I think somebody isn't actually paying attention to what's going on here. Do you see a lot of people here complaining that they can't find LJ for remove? Mostly what I see are people who are already paying for their accounts complaining. And current basic users get to keep their accounts too.
The problem isn't "I want everything for free boo hoo." The problem is the new rules however much they make sense in a strictly capitalistic sense severely change the dynamic of an existing online community. The new owners decided that the free users are merely deadbeats and they can alter money by requiring everybody pay and aside from an occasional whiner dropping out everything will be business as usual. object with more money. In fact those who understand the community a little better foresee the destruction of the community.
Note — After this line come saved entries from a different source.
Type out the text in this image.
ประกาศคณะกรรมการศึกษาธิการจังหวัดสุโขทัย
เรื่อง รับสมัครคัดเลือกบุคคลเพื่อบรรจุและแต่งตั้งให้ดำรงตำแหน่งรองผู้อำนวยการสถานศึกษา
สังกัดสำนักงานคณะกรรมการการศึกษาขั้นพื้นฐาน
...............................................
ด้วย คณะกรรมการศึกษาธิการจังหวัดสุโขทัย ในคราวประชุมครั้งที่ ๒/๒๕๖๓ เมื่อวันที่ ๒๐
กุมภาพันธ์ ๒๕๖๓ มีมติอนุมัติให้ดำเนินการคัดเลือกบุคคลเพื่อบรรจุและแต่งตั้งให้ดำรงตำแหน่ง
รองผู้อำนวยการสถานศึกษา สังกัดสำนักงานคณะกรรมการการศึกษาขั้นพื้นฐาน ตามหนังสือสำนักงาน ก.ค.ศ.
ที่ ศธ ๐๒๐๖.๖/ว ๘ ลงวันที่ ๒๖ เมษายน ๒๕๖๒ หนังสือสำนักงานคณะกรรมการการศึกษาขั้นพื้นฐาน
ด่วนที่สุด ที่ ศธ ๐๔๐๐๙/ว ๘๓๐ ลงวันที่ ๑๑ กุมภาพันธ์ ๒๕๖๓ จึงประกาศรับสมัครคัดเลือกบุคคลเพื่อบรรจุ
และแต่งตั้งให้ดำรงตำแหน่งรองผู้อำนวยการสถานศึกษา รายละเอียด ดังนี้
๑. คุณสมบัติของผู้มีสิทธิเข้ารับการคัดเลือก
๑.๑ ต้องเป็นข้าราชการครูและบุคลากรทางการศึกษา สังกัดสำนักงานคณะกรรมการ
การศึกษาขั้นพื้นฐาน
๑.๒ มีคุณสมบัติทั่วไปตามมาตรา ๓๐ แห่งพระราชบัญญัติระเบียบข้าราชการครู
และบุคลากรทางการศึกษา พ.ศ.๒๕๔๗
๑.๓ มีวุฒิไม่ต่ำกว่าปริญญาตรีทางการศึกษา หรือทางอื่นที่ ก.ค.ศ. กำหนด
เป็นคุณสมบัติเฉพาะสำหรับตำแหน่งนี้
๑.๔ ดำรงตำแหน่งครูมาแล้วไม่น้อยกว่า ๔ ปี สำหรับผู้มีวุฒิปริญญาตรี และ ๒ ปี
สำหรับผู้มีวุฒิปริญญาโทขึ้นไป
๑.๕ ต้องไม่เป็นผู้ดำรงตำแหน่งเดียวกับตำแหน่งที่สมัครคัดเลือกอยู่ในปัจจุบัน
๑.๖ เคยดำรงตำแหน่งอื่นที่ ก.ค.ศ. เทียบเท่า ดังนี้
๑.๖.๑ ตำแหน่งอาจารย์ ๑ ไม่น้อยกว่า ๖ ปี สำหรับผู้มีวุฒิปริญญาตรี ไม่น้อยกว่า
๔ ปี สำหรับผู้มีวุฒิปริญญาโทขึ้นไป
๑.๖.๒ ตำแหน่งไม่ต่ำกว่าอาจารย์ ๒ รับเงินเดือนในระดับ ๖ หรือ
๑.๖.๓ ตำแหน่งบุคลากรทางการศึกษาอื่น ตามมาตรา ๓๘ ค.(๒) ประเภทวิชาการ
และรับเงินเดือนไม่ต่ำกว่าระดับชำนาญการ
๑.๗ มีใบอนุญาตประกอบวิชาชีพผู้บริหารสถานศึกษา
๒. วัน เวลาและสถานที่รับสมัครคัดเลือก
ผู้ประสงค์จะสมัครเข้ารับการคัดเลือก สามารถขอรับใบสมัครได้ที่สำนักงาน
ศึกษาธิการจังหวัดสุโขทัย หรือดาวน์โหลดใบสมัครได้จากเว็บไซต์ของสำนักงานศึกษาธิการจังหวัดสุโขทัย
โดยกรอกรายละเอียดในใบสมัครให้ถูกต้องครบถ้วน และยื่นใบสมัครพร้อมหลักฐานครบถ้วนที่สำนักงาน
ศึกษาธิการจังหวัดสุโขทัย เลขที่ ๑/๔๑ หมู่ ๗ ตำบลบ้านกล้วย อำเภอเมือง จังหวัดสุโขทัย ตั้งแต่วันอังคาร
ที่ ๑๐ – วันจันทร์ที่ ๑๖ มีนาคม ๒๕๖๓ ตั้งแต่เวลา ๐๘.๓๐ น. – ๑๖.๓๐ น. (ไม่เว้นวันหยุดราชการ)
It's not just about the money. But evaluate about it. If the people who are paying for their accounts decided that it's not worth posting any more what do you think is going to happen? I predict.. they'll find someplace else to post and stop paying money.
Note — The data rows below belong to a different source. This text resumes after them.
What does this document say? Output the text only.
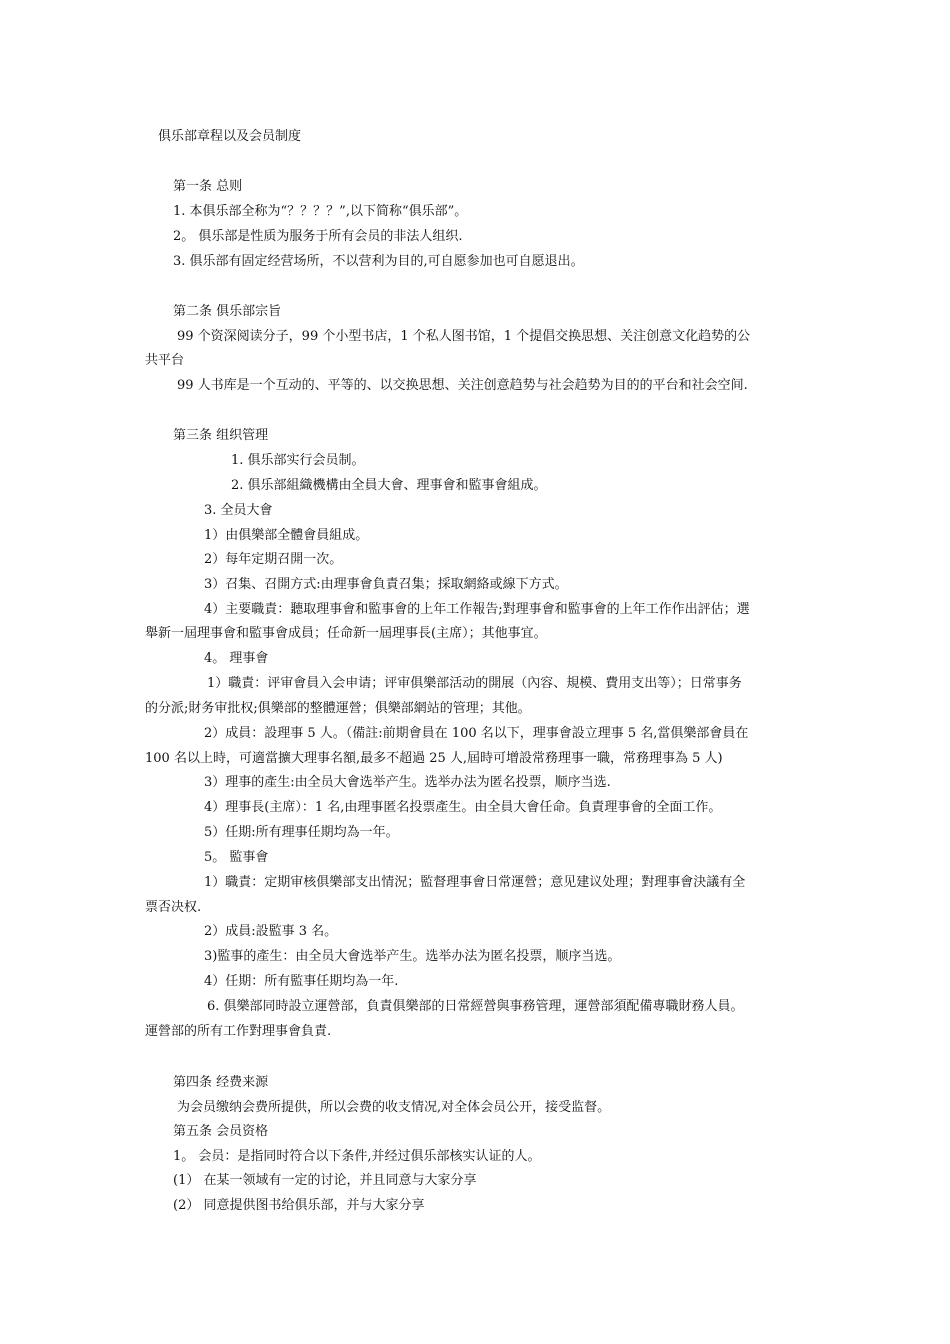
俱乐部章程以及会员制度
第一条 总则
1. 本俱乐部全称为“？？？？”,以下简称“俱乐部”。
2。 俱乐部是性质为服务于所有会员的非法人组织.
3. 俱乐部有固定经营场所，不以营利为目的,可自愿参加也可自愿退出。
第二条 俱乐部宗旨
99 个资深阅读分子，99 个小型书店，1 个私人图书馆，1 个提倡交换思想、关注创意文化趋势的公
共平台
99 人书库是一个互动的、平等的、以交换思想、关注创意趋势与社会趋势为目的的平台和社会空间.
第三条 组织管理
1. 俱乐部实行会员制。
2. 俱乐部組織機構由全員大會、理事會和監事會組成。
3. 全员大會
1）由俱樂部全體會員組成。
2）每年定期召開一次。
3）召集、召開方式:由理事會負責召集；採取網絡或線下方式。
4）主要職責：聽取理事會和監事會的上年工作報告;對理事會和監事會的上年工作作出評估；選
舉新一屆理事會和監事會成員；任命新一屆理事長(主席）；其他事宜。
4。 理事會
1）職責：评审會員入会申请；评审俱樂部活动的開展（內容、規模、費用支出等）；日常事务
的分派;財务审批权;俱樂部的整體運營；俱樂部網站的管理；其他。
2）成員：設理事 5 人。（備註:前期會員在 100 名以下，理事會設立理事 5 名,當俱樂部會員在
100 名以上時，可適當擴大理事名額,最多不超過 25 人,屆時可增設常務理事一職，常務理事為 5 人)
3）理事的產生:由全员大會选举产生。选举办法为匿名投票，顺序当选.
4）理事長(主席）：1 名,由理事匿名投票產生。由全員大會任命。負責理事會的全面工作。
5）任期:所有理事任期均為一年。
5。 監事會
1）職責：定期审核俱樂部支出情況；監督理事會日常運營；意见建议处理；對理事會決議有全
票否决权.
2）成員:設監事 3 名。
3)監事的產生：由全员大會选举产生。选举办法为匿名投票，顺序当选。
4）任期：所有監事任期均為一年.
6. 俱樂部同時設立運營部，負責俱樂部的日常經營與事務管理，運營部須配備專職財務人員。
運營部的所有工作對理事會負責.
第四条 经费来源
为会员缴纳会费所提供，所以会费的收支情况,对全体会员公开，接受监督。
第五条 会员资格
1。 会员：是指同时符合以下条件,并经过俱乐部核实认证的人。
(1） 在某一领域有一定的讨论，并且同意与大家分享
(2） 同意提供图书给俱乐部，并与大家分享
I should add parenthetically that I'm one of those paying for his be; my wife is using a basic account. She's planning to leave. Other friends are planning to leave. If all my friends are leaving LJ why should I stay? ... And the diehards with basic accounts will stay but the paid accounts will stop paying. And then desperate for income the owners will go away charging for existing basic accounts probably using ads and many of those will leave as well.
I disbelieve it ordain change state a ghost town but I think somebody is going to be struggling to alter the numbers they predicted after a large portion of their user base starts evaporating.
In any case our new overlords may actually accomplish what they're hoping -- maybe after a period of adjustment the user base will stabilize and only a few whiners will be gone and what's-their-names will be making money hand over fist. And LJ will be just like every other pay-for blog in existence.
But again the point isn't the whining is about keeping everything remove. bequeath the people complaining are already paying or grandfathered in. It's about destroying a living community.